En 2014, les mêmes World Whiskies Awards décernent le meilleur single malt du monde au fût numéro HH0525, un nom de code désormais indissociable du whisky de Tasmanie.

Aujourd’hui Sullivans Cove est surtout connu pour ses whiskies Single Cask primés.

“Nous construisons nos lots Double Cask comme vous pourriez créer un parfum, chaque fût représentant un élément critique du produit final.”

Figure de cette nouvelle génération à la tête de la distillerie, passionnée autant que  passionnante, Heather Tillott pilote Myrtle, l‘alambic de type charentais fabriqué sur l’île. “La première distillation produit des « low wines » d’environ 20% rechargés ensuite dans l’alambic pour le « spirit run » titrant lui à 70%” commente Heather.

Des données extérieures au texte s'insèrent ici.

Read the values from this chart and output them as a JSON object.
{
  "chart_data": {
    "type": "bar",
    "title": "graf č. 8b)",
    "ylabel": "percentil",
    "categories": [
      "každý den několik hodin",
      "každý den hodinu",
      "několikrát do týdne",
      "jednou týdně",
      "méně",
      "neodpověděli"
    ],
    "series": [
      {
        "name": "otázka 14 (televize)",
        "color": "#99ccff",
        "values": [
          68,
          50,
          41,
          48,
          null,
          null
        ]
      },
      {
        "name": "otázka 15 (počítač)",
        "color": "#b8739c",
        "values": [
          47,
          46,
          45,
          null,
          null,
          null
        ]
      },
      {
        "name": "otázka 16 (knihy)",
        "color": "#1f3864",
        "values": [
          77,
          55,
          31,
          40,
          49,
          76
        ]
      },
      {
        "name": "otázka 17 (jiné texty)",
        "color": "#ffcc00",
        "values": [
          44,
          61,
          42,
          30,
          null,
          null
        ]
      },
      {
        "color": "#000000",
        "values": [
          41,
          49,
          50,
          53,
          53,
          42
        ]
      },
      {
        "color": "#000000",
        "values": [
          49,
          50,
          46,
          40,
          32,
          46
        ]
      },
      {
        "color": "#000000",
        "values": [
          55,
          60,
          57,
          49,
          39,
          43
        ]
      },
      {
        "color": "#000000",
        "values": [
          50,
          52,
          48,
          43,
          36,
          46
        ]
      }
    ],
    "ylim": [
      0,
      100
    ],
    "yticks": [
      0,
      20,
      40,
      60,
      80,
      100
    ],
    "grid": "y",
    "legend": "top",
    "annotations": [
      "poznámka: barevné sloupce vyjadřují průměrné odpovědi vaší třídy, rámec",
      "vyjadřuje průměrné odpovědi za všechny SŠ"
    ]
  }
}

Passe ensuite l’étape de la dilution de l’eau-de-vie à 63,5 % d’alcool. La majorité des whiskies sont ensuite vieillis dans des fûts de chêne américain ex-bourbon de 200 litres ou des fûts de chêne français ex-tawny de 300 litres. Les fûts vieillissent pendant neuf et dix-huit ans.

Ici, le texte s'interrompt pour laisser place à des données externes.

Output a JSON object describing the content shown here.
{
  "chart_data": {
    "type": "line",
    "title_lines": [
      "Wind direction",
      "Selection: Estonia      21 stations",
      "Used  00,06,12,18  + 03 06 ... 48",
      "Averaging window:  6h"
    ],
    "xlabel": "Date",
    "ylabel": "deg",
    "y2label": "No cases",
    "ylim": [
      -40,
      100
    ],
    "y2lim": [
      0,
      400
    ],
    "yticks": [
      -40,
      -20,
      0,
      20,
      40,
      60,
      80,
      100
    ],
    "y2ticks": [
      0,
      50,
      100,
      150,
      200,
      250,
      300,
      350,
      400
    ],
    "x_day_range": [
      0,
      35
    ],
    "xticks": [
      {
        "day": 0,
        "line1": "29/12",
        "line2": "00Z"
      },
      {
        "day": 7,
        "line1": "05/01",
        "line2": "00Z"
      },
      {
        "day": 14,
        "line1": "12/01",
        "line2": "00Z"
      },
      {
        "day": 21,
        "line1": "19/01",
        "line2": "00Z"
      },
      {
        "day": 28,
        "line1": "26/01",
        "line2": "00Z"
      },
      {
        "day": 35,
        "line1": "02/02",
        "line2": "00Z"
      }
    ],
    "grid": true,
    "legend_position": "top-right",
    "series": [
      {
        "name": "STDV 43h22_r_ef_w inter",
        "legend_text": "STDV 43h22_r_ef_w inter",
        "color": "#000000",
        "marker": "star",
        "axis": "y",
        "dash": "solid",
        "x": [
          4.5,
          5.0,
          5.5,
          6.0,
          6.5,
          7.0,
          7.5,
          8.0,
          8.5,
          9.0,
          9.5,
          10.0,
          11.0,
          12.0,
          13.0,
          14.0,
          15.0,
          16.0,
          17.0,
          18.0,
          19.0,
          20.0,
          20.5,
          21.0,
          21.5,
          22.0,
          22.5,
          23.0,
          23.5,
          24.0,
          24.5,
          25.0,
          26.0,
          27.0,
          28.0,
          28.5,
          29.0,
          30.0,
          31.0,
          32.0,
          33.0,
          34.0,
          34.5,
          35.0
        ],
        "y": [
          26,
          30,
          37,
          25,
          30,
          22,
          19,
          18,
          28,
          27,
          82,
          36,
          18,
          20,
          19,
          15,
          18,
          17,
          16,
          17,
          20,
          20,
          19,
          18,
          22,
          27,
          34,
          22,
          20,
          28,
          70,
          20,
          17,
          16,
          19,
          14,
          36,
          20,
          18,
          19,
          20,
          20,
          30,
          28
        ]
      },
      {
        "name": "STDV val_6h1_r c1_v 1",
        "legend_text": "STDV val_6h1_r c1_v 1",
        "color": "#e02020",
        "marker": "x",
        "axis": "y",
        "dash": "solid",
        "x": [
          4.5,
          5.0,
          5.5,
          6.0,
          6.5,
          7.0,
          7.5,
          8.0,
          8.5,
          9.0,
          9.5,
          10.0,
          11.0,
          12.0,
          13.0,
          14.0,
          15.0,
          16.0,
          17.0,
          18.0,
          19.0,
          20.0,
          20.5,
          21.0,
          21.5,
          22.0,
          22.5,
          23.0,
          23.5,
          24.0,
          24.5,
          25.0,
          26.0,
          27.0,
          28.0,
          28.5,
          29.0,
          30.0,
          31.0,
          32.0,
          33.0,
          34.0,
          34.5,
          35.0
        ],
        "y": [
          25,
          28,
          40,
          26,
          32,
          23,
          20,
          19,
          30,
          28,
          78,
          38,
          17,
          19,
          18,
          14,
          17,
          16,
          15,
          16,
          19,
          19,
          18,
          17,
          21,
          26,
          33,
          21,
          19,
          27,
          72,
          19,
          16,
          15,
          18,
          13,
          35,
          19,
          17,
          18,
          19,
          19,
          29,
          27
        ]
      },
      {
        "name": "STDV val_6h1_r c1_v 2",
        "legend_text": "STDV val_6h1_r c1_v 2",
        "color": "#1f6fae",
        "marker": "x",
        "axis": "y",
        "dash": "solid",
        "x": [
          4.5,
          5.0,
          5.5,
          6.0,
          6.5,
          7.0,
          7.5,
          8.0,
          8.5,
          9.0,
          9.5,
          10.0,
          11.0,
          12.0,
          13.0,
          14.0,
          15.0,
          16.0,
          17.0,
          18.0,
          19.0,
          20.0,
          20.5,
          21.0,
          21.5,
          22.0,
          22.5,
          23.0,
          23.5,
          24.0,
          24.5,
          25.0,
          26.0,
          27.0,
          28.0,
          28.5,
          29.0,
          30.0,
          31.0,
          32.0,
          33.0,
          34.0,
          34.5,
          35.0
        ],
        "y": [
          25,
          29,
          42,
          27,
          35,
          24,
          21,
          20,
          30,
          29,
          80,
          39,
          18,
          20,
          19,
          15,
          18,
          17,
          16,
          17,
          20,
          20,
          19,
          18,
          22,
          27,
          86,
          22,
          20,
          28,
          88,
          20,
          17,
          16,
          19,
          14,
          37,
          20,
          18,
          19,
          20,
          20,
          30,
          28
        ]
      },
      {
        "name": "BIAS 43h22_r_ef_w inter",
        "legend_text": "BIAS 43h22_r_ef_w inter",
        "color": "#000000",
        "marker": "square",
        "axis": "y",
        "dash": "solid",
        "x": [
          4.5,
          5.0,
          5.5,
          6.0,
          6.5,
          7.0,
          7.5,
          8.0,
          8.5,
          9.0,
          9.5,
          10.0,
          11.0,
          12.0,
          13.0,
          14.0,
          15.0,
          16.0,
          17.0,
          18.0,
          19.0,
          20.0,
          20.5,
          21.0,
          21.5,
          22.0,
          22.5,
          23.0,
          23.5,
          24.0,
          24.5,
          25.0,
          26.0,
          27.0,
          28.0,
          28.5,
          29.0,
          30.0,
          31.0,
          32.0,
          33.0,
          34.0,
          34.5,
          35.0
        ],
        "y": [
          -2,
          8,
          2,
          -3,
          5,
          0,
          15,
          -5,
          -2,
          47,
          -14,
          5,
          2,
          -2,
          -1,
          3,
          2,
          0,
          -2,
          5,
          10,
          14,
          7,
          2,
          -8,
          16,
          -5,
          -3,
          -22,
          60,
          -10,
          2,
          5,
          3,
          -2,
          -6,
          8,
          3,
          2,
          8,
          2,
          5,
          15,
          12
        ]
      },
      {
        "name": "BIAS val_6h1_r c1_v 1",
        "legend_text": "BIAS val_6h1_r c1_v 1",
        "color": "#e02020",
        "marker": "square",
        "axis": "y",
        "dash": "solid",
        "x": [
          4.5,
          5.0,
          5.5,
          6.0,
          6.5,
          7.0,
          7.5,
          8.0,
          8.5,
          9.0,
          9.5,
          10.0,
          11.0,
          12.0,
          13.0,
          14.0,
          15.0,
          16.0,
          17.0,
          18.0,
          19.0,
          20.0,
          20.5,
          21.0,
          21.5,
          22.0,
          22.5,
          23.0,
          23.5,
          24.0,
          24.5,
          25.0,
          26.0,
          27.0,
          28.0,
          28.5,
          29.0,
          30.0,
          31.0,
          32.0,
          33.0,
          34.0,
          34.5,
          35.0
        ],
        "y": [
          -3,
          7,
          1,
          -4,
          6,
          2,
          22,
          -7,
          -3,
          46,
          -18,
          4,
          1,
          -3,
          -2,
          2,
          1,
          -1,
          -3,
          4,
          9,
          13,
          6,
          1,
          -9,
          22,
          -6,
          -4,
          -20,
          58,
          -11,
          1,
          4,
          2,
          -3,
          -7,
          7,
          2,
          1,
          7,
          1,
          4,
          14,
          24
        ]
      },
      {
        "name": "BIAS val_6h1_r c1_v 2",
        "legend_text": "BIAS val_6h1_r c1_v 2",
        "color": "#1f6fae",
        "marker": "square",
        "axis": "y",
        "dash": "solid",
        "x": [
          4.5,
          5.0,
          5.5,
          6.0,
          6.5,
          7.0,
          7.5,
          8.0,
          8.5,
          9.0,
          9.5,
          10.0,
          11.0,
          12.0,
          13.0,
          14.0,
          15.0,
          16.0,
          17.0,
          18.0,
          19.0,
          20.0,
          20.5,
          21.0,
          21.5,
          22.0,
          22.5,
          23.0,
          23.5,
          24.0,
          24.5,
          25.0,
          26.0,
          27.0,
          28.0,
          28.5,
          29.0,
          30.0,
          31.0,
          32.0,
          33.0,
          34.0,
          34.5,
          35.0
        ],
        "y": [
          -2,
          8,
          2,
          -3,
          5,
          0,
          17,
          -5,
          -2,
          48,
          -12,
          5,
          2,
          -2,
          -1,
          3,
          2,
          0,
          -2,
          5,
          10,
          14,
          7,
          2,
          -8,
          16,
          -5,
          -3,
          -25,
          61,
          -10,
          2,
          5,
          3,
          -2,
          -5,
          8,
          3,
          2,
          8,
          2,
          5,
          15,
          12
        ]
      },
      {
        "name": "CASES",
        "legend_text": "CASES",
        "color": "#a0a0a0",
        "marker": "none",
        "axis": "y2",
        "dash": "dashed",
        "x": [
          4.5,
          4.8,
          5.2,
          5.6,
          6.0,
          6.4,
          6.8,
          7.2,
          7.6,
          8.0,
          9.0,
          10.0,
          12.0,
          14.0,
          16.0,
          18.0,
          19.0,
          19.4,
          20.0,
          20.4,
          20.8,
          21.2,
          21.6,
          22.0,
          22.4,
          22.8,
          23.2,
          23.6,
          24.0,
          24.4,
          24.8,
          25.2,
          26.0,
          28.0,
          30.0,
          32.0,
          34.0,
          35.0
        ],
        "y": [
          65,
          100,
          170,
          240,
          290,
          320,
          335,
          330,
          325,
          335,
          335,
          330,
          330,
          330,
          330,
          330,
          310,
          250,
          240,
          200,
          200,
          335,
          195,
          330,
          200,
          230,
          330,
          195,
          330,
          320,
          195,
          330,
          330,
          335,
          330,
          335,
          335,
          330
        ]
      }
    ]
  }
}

“…il faut rester à l’écoute de chaque fût. Certains d’entre eux veulent être autonomes – ils sont complexes, bien arrondis, bien équilibrés et intéressants, ce sont ceux que je considère comme des vedettes, des superstars. Mais ces fûts sont minoritaires, ce sont nos Single Casks. La majorité des fûts, en revanche, sont excellents lorsqu’ils sont jumelés à plusieurs. Ce sont les joueurs en équipe, ils travaillent ensemble et se complètent”.

L’excellent travail opéré par Heather et ses équipes se reflète notamment à la dégustation du Double Cask. Une combinaison de fruits exotiques (litchi) et de d’eau de rose tout en subtilité sur le nez, de la violette en bouche pour une texture d’une incroyable souplesse et une finale florale. Un réel moment de plaisir !

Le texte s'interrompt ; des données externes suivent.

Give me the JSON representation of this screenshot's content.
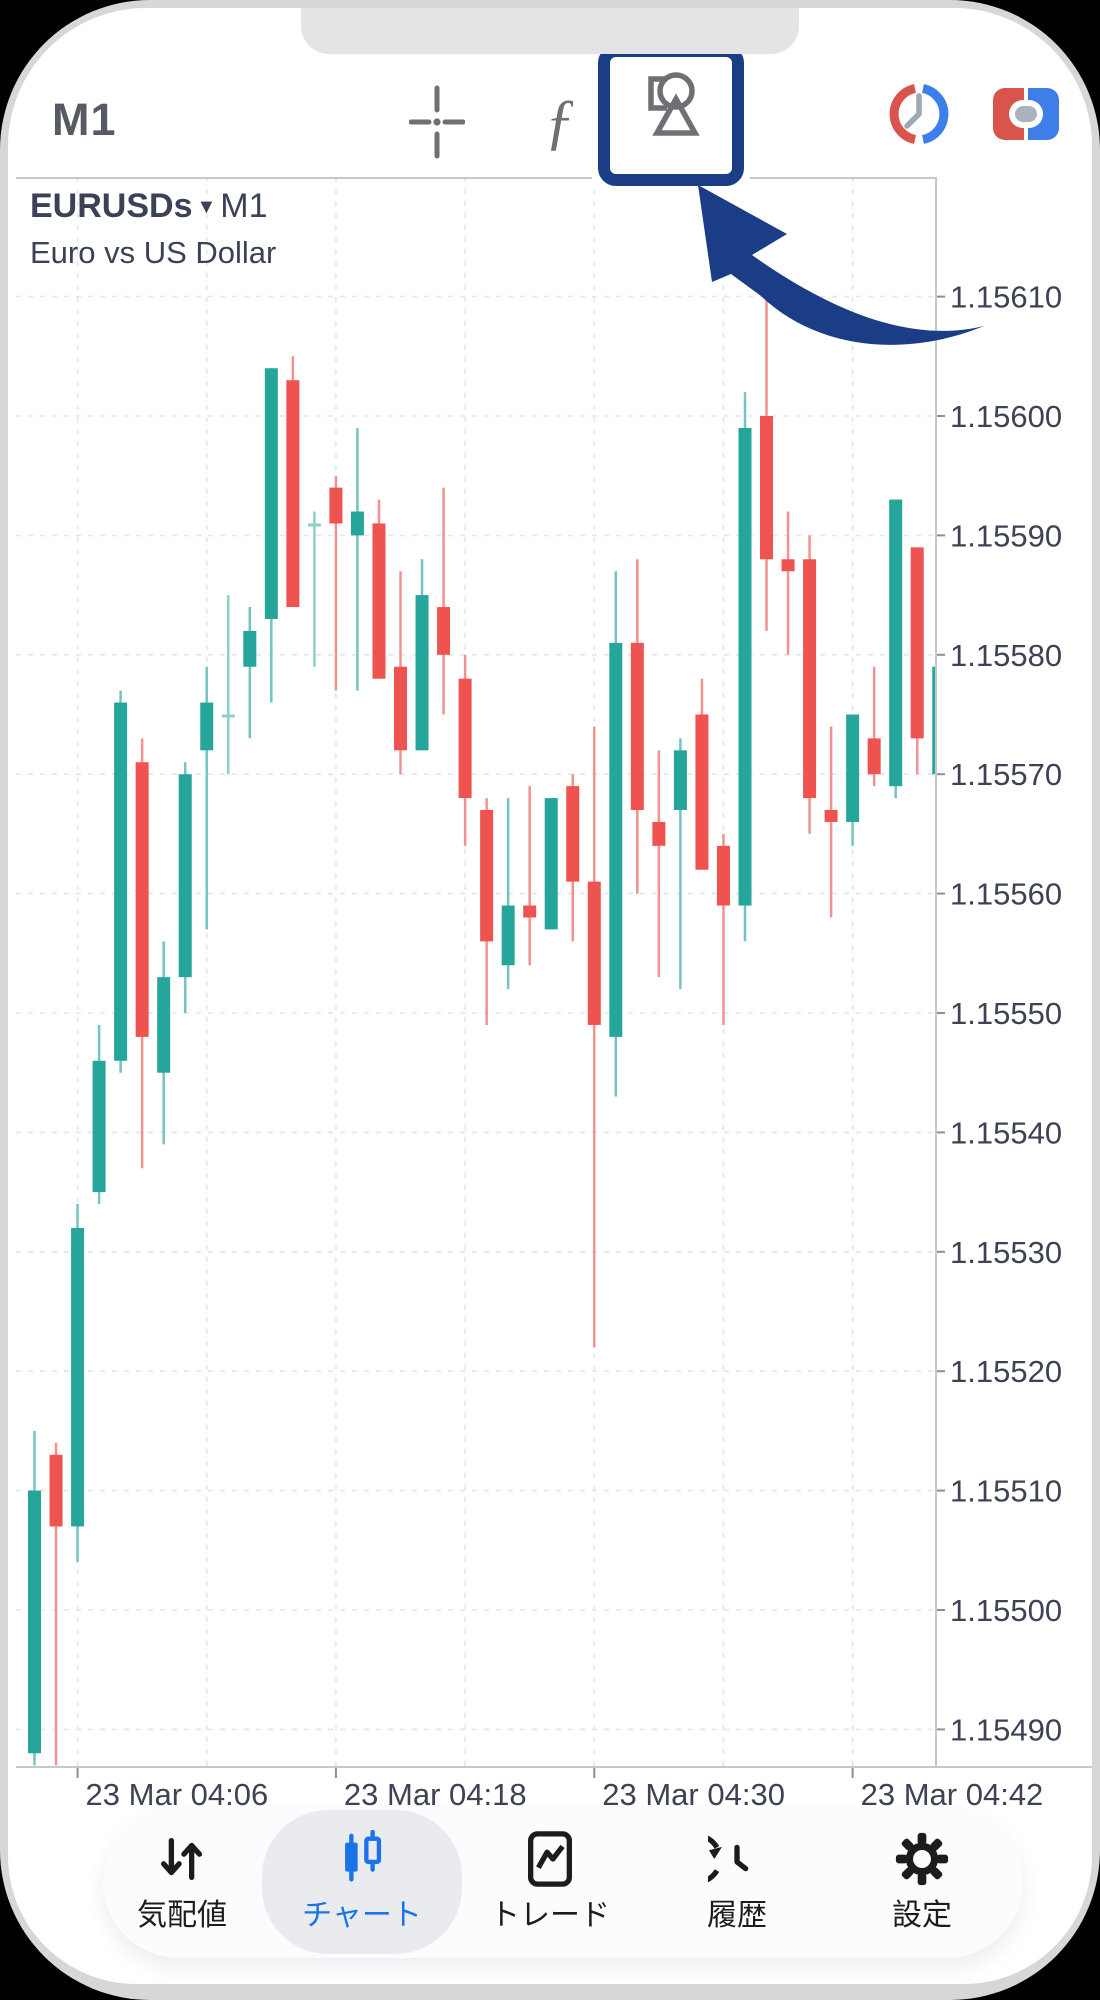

Fin 2020, avec une nouvelle génération de distillateurs, la distillerie s’installe sur un nouveau site au bord de la rivière Derwent, à quelques mètres du site d’origine de la distillerie. Il surplombe la zone où les premiers bagnards ont débarqué à Sullivans Cove.

On pourra donc, sans hésiter, se pencher sur les prochains embouteillages et se dire qu’au final, le whisky est aussi bon ici qu’à l’autre bout du monde. 

4 Questions à Heather Tillott : 

Comment avez-vous débuté le whisky ?

Je viens du vin à la base et puis j’ai déménagé en Tasmanie en 2015. Il y avait ici une communauté de producteurs de whisky petite mais passionnée et finalement en échangeant  avec eux j’appris que le poste de distillateur chez Sullivans se libérer. J’ai postulé et je n’ai pas regretté !

Pourriez-vous décrire une de vos journées types ?

Nos journées commencent toujours par le démarrage de notre alambic (que nous appelons affectueusement Myrtle), suivi de notre panel de dégustation, où nous sentons et dégustons des échantillons de fûts, afin de surveiller la maturité. Après cela, il y a une multitude d’opérations de maintenance sur l’alambic, la gestion de la cave, de réduction ou de post-maturation, la gestion et les relations fournisseurs. Et bien sûr, de nombreuses tasses de thé avec l’équipe.

Selon vous, en quoi Sullivan Coves se différencie t-il des autres whiskies ?

Je pense que la texture de nos distillats est l’une des caractéristiques les plus intéressantes. Nous faisons partie d’une communauté croissante de producteurs de spiritueux qui ne pratiquent aucune forme de filtration à froid, mais optent plutôt pour des techniques douces et lentes tout au long des processus de production privilégiant la texture finale des whiskies. La préservation de ces éléments assure une plus grande expression du terroir, et une belle expérience pour le consommateur ! Notre approche douce et réfléchie est très inspirée du Cognac, où chaque détail est soigné avec affection et des résultats extraordinaires.

Dites-m’en plus sur vos fûts – d’où viennent-ils ? Comment choisissez-vous le bois ?

Nous remplissons principalement des fûts de chêne américain ex-Bourbon, provenant directement du Kentucky, et des fûts de Tawny australiens, que nous achetons directement grâce à des relations avec des producteurs de vin fortifié australiens. Le bois et le liquide contenu précédemment (Bourbon, Tawny, Chardonnay, etc.) doivent être d’une qualité exceptionnelle. De même, la manière dont le bois est traité à la tonnellerie est déterminant pour le résultat du produit final. Nous travaillons donc exclusivement avec les meilleures tonnelleries d’Australie.